Security Technologies: Cameras, Metal Detectors, Communication Systems

Does the use of security technologies make your schools a prison, or well controlled? Are we infringing on student’s rights, or are we providing students with a safe environment? These are questions that are asked when schools consider the use of security technologies in schools.

Are security technologies necessary? Yes, if our goal is to make schools safe places for children to learn. Following is a brief summary of the pros and cons of various technologies available to support district safety plans. In each case the key word is ‘support.’ All of the following technologies can be used as part of a district's safety plan. None should be considered a total solution.

Video Cameras: CCTV cameras provide students and teachers with a sense of safety and are a deterrent to crime. Why? No one wants to be caught on tape. Cameras and recording devices provide the hard evidence needed, evidence that can be used with the students, with the authorities or with the parents who are sure that their child would never cause trouble. The down side of video cameras is that they are often very expensive and require a certain degree of technical knowledge when making a proper selection. Multiple cameras are needed to obtain adequate coverage, and even then, a sophisticated user can circumvent the security. Vandalism, theft and maintenance of the equipment are also a problem in school districts. Funds may be available for the initial purchase, but are rarely budgeted for their upkeep. The best use of security cameras would be in areas such as cafeterias, parking lots, hallways, band rooms, computer rooms, science labs, administrative offices and any other area where valuable equipment is kept. Cameras in the administrative offices are often used for the purpose of protecting staff from irate parents. In most cases, using cameras to monitor and expecting to be able to react quickly to prevent a situation is an unrealistic approach. Viewing after the fact is currently the most effective use. Studies show that human monitoring is difficult. This, however, is changing as other technologies advance, making immediate reaction or notification of appropriate personnel a viable alternative.

Metal Detectors: Metal detectors are a mature technology that can accurately detect the presence of most types of firearms, knives and weapons. There are three main types of metal detectors — portal systems, hand-held scanners and x-ray baggage scanners. Each is designed to perform a specific task, but there is a common denominator in their use — the operator. In the case of metal detectors, trained personnel is the key. Their effectiveness is determined by the abilities of the operator overseeing it. Aside from personnel, there are other challenges to the effective use of metal detection systems. Portal systems are not effective on purses, book bags, briefcases or suitcases. The layout of the school’s entry also comes into play.

Metal detectors require space to stage students entering the building. The composition of the surrounding walls, furniture and proximity to electromagnetic equipment must also be taken into account. Poor placement can make a metal detector an ineffective safety measure. Multiple points of entry also present a problem. The key to successful use of metal detectors is trained personnel who can not only operate the equipment, but also have developed an ‘eye’ to spot problems or situations.
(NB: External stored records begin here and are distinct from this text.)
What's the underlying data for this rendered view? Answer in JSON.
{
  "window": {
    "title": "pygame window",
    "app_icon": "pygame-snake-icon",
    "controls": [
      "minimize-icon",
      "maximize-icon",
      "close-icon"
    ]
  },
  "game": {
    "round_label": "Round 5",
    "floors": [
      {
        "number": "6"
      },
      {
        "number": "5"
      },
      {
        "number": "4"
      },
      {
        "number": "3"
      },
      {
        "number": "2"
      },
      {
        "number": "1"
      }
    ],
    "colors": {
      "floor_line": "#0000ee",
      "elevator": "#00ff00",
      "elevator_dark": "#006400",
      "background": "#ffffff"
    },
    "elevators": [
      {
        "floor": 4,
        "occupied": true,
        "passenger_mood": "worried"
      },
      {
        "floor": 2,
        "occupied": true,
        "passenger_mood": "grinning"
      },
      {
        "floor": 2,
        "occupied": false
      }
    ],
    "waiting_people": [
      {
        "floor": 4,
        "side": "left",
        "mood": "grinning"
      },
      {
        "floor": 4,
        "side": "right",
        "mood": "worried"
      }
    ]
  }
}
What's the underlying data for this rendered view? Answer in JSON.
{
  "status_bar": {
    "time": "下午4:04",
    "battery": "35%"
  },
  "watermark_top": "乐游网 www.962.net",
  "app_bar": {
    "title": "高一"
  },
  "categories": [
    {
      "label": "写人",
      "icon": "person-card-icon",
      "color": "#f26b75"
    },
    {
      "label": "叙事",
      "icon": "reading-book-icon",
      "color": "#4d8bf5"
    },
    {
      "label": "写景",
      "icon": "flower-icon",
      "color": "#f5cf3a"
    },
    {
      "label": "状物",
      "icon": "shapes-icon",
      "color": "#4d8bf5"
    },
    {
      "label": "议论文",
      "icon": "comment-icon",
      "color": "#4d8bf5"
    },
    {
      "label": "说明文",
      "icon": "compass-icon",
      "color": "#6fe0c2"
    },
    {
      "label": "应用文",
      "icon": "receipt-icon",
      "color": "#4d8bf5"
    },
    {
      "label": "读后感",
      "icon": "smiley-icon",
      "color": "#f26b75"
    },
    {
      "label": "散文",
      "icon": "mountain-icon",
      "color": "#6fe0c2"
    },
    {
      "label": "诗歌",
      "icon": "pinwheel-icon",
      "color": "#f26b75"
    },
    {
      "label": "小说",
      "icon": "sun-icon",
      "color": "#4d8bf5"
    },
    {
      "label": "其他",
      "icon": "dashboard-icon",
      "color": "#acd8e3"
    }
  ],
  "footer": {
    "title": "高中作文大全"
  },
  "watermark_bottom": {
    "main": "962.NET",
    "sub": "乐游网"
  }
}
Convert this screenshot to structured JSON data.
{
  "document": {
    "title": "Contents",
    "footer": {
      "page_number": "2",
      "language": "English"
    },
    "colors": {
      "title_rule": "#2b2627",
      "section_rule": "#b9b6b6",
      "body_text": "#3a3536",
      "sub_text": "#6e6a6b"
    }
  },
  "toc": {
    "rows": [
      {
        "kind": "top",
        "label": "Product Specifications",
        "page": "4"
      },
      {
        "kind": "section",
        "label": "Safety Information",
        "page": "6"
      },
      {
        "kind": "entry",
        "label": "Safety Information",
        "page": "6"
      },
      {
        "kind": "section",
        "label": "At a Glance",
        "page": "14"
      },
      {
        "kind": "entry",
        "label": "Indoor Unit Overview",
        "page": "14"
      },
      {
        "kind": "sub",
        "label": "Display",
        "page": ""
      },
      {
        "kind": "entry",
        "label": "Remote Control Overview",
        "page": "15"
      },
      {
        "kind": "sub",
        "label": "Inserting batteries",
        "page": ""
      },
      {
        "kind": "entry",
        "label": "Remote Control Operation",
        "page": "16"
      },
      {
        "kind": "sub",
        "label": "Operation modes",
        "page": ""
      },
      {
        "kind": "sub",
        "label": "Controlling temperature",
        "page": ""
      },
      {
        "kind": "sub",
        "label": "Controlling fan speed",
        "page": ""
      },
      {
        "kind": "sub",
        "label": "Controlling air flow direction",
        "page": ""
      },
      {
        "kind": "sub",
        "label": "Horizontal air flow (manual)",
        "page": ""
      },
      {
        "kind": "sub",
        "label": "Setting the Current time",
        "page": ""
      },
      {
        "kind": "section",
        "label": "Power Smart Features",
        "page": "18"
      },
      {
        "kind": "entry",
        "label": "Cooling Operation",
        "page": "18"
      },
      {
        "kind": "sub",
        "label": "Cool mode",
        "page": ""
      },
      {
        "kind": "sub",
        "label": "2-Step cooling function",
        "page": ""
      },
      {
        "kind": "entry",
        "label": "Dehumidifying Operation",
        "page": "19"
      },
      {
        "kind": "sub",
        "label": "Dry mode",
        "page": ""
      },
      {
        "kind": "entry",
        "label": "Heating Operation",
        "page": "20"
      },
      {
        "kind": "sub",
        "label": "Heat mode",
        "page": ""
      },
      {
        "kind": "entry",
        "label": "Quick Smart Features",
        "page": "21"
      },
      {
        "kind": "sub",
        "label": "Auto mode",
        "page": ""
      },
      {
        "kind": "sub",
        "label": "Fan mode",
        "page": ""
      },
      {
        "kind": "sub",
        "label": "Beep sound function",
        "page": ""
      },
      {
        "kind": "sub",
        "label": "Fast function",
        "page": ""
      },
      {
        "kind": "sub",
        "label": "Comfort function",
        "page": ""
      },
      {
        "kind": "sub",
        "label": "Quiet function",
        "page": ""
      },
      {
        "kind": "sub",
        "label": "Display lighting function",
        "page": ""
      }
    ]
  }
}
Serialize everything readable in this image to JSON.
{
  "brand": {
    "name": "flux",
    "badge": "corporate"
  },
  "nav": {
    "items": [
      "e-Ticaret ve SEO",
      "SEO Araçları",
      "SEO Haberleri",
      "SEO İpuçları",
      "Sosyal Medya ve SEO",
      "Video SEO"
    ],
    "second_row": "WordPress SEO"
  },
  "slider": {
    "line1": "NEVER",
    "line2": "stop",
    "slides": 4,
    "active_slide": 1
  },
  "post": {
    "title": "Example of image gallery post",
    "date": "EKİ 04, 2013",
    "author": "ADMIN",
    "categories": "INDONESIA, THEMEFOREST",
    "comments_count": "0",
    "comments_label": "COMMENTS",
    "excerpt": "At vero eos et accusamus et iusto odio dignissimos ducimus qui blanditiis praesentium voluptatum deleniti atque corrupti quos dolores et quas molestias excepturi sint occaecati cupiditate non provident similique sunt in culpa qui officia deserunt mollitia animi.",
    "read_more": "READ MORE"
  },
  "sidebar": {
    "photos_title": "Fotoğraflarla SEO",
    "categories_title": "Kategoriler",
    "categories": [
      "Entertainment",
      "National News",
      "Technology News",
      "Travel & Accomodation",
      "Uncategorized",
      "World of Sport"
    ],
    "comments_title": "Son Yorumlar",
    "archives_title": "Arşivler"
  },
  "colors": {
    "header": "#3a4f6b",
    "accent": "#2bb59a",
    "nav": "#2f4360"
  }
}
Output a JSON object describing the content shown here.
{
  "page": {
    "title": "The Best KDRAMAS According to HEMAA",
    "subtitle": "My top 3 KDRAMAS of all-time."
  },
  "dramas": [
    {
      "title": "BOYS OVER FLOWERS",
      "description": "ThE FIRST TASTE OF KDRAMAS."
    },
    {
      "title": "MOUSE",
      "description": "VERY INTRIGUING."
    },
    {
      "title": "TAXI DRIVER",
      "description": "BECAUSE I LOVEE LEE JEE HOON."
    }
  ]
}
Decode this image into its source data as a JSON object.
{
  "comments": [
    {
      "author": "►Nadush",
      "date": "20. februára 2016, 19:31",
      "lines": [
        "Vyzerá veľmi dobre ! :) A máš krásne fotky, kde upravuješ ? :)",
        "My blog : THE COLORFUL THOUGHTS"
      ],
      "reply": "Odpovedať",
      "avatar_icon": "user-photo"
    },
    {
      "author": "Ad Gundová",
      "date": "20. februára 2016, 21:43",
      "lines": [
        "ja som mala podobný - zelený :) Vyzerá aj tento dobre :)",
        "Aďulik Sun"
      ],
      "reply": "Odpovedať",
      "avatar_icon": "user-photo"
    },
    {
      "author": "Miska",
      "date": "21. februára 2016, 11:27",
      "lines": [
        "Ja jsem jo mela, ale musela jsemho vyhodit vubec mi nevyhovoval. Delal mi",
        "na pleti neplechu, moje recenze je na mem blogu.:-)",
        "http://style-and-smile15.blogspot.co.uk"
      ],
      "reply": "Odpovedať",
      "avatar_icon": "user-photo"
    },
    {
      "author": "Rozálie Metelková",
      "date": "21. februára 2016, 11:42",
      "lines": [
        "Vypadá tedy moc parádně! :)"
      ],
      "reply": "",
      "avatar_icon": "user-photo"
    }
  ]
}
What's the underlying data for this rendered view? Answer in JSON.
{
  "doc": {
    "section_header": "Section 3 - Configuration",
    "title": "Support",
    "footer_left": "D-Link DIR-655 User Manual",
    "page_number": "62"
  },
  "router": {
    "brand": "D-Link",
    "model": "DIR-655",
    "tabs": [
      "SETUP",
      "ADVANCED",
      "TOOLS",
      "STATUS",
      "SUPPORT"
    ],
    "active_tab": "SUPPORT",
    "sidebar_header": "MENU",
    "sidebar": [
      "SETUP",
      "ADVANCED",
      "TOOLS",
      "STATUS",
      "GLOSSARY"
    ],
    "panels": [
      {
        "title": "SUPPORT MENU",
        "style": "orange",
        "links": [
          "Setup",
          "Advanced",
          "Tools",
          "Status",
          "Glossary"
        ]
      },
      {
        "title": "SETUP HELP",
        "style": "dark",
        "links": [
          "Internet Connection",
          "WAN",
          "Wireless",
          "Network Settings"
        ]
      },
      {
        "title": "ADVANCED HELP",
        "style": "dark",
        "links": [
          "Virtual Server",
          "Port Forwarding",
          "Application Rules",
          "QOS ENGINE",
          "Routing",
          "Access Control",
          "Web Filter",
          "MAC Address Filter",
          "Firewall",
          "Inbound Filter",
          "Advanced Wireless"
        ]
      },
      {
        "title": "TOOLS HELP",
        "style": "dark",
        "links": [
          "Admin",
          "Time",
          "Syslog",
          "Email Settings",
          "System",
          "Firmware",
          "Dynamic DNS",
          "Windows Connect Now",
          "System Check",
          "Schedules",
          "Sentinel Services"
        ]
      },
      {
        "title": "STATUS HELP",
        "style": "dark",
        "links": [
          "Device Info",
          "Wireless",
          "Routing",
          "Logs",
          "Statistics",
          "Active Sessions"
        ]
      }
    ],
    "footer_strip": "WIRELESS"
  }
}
Communications systems: Last, but not least, is the use of communications devices. This includes the use of phone systems, intercoms, call buttons and duress alarm devices. Crisis management requires the ability to react and respond. As surprising as it may seem, most schools in this country do not have phones in the classrooms. Some states, including California, have recently passed laws that will make this a reality, but in the meantime, most teachers remain cut-off from the outside world — a problem when needing to communicate a crisis situation. Fortunately, many schools now outfit their classrooms with 2-way intercoms/public address systems. This does provide communication with the administrative offices, but does not allow for help to be summoned in the case that the office cannot respond. Another way for an individual to summon help is through the use of a duress alarm. There are three general categories of duress alarms. The first, and most common, are the panic buttons. Panic buttons are push buttons that are strategically mounted in fixed locations. When pressed, they notify the proper authorities that there is a problem. More sophisticated versions send the signal to a console where more detailed information, including exact location, is made available. Other communication systems becoming available on the market would track and identify the user. As more schools become users of wireless technologies, vast possibilities become available.

The security technologies above are just a sampling of what district’s can, and should, consider when implementing a comprehensive security plan. For those interested in more information of this subject, I would suggest that you acquire a copy of the National Institute of Justice research report, The Appropriate and Effective Use of Security Technologies in U.S. Schools – A Guide for Schools and Law Enforcement Agencies. Information regarding this publication can be found on the NIJ Website . The more we learn, the safer we can make our schools!